I found a way to permently fix this but, I'm sorry I didn't take any notes and don't rember exactly what I did. I think I changed a refenence to hd0,6 some where else in the /boot/grub/menu.lst.

Hopefully someone with more Linux savy can help.
doug D

louieb
July 30th, 2008, 03:52 AM
It kinda sounds like the kernel updates is somehow behind the boot problem. One of your installs gets a kernel update and the other installs grub menu isn't be updated.

I guess thats why you are copying entries from one menu to the other.

There is an easier way. Have Grub on sda load the the grub menu on sdb and vise versa. IDBS GRUB Page (http://users.bigpond.net.au/hermanzone/p15.htm)
Take a look at the configfile option. an entry would look something like this.


title load grub menu from another install
configfile (hd0,1)/boot/grub/menu.lst

Another slick way to do the almost the same thing is to use the chainload option.
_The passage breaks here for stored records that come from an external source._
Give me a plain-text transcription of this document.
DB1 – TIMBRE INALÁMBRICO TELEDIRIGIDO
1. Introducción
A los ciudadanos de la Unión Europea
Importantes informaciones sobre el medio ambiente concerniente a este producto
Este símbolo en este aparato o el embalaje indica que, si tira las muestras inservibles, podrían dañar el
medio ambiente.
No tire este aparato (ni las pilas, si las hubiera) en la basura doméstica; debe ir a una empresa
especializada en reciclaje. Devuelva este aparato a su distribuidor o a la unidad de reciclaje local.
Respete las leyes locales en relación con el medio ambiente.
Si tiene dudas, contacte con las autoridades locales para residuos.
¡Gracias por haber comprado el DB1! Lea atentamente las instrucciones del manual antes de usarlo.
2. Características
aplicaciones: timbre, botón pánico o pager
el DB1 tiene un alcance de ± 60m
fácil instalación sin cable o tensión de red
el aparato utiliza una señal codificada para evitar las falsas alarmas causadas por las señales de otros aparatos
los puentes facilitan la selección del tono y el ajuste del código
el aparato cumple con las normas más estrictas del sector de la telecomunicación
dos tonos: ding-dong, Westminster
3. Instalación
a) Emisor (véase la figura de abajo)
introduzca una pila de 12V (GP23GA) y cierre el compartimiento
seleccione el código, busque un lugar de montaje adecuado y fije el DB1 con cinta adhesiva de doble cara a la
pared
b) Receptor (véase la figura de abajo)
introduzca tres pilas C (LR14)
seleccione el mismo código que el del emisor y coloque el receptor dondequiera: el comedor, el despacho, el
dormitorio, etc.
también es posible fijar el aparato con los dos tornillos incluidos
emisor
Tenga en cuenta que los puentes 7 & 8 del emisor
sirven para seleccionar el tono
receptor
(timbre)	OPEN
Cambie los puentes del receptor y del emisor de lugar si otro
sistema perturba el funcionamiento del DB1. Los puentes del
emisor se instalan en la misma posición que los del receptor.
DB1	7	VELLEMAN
More on both ways can be found in link above. (Its a big page so just do a find on configfile).

markbuntu
July 30th, 2008, 10:08 PM
Thanks for the handy link.

Well I tried the configfile option and got the same Error 15, file not found.

So I tried the chainload option and voila, Success!!
It seemed to get hung up for a bit but it worked.

We will see if this persists through the next kernel update....

I will mark this thread as solved, for now.